La libertad de creación es una manifestación del derecho a la libertad de expresión, consagrado como fundamental en la Constitución. Este permite a los creadores de obras de propiedad intelectual, sean músicos, guionistas o directores-realizadores, por mencionar solo los tres órdenes implicados como autores en las audiovisuales, dar libre salida al fruto de su magín sin parar mientes más que en algunos de los posibles conflictos que, con frecuencia, tratamos en estos artículos.
Cuando la libertad de expresión colisione con otros derechos, como el del honor, la propia imagen y la intimidad, o el de protección de los datos personales, por poner solo dos ejemplos, habrá que resolver el choque dando prioridad a alguno sobre otro, según sea el caso.
En las obras de ficción está en la mano de los productores decidir qué elementos y cómo han de constituir ese contenido, por lo que les cabrá una evidente responsabilidad en su elaboración y en el trato que dispensen a los elementos que la integren. La ficción absoluta, justamente por serlo y en la medida en que se distancie efectivamente de realidades reconocibles en ella, normalmente no acarreará consecuencias frente a terceros: aunque verosímiles, personajes novelescos, objetos inventados, marcas ficticias y situaciones fingidas deberían ser, en principio, inocuos.
Sin embargo, esta valoración desaparecerá cuando algunos de tales elementos sean reales.
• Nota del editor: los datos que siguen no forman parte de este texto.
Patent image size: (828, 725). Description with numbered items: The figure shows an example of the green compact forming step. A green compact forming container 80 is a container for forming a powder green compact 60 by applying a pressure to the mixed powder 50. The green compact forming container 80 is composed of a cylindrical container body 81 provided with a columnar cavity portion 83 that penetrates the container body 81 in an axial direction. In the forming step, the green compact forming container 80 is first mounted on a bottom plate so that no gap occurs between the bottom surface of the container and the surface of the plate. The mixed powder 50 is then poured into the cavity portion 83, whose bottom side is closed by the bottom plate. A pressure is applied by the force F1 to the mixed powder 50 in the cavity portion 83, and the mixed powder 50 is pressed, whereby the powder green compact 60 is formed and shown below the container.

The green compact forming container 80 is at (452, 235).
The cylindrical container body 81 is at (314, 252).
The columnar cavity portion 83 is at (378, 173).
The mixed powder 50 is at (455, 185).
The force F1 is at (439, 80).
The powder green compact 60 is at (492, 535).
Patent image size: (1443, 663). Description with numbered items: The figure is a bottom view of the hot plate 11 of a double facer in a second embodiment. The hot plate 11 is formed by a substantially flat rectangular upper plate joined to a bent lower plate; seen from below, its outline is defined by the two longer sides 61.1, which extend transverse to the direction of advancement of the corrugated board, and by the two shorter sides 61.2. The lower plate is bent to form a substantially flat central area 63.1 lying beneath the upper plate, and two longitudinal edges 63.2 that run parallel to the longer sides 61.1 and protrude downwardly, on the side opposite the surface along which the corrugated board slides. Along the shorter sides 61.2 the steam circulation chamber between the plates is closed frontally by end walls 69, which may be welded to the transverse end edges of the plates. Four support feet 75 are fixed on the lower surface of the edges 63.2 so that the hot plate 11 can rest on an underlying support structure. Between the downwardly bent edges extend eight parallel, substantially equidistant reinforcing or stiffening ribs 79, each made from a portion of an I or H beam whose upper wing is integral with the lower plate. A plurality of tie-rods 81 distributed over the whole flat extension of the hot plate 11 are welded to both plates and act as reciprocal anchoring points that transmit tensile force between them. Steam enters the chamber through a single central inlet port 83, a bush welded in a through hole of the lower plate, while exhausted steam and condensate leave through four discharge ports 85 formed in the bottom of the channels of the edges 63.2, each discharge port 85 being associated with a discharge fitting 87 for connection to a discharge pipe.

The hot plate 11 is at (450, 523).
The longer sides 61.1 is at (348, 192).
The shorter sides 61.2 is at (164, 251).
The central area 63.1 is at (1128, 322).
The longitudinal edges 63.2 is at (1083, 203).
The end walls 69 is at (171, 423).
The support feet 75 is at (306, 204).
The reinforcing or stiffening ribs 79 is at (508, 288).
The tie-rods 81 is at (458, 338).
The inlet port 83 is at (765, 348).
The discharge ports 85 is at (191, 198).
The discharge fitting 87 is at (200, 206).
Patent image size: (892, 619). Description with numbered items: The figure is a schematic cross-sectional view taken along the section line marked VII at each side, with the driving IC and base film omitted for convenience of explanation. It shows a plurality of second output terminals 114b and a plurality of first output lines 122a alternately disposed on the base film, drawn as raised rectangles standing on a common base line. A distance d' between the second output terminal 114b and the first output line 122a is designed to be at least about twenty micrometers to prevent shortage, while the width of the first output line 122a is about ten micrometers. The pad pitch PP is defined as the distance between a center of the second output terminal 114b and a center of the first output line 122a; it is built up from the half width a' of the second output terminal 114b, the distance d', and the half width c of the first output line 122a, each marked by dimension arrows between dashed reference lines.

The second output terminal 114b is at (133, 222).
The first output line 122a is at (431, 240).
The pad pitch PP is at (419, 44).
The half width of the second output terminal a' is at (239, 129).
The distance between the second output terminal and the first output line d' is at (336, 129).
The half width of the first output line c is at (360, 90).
Un ejemplo sencillo es la mención de marcas por los personajes. Nadie puede oponerse a ello: si la protagonista sufre un accidente de tráfico en un coche de tal marca, sus titulares no podrán oponerse a ese uso. Ahora bien, si esa misma protagonista se dedicase pertinazmente a denostar esa marca de coches haciendo ver que no hacen más que accidentarse una y otra vez por defectos propios, podría causar un demérito en su reputación que no quedase amparado por la libertad creativa.
Análogamente, en las obras audiovisuales de carácter documental, en cuanto describan la realidad de forma veraz (bastará sacar la cámara a la calle), poco margen de oposición le quedará a quien no le guste lo que vea en ellas, siempre que, como decimos, sea un fiel reflejo de la realidad sin alteración intencional por parte de sus responsables.
Estos ejemplos nos llevan a la esencia de la cuestión: el Derecho no ampara perjuicios deliberados a terceros cuando no haya una razón poderosa que obligue a estos a soportarlos; en principio, la libertad creativa no tiene por qué expresarse con menoscabo de derechos ajenos. La otra cara de la moneda es que tampoco ampara el Derecho la ocultación ni la deformación interesada de la realidad cuando no haya justificación para ello. Una justificación podría ser la protección de la infancia, o el sometimiento al escrutinio público de muchos de los actos de los cargos políticos, por mencionar solo un par.
En definitiva, la ley nos hace responsables de nuestros propios actos y, a la vez, nos sentencia a convivir con nuestra realidad. Y si la realidad no nos gusta, lo que deberíamos hacer es cambiarla, no quejarnos.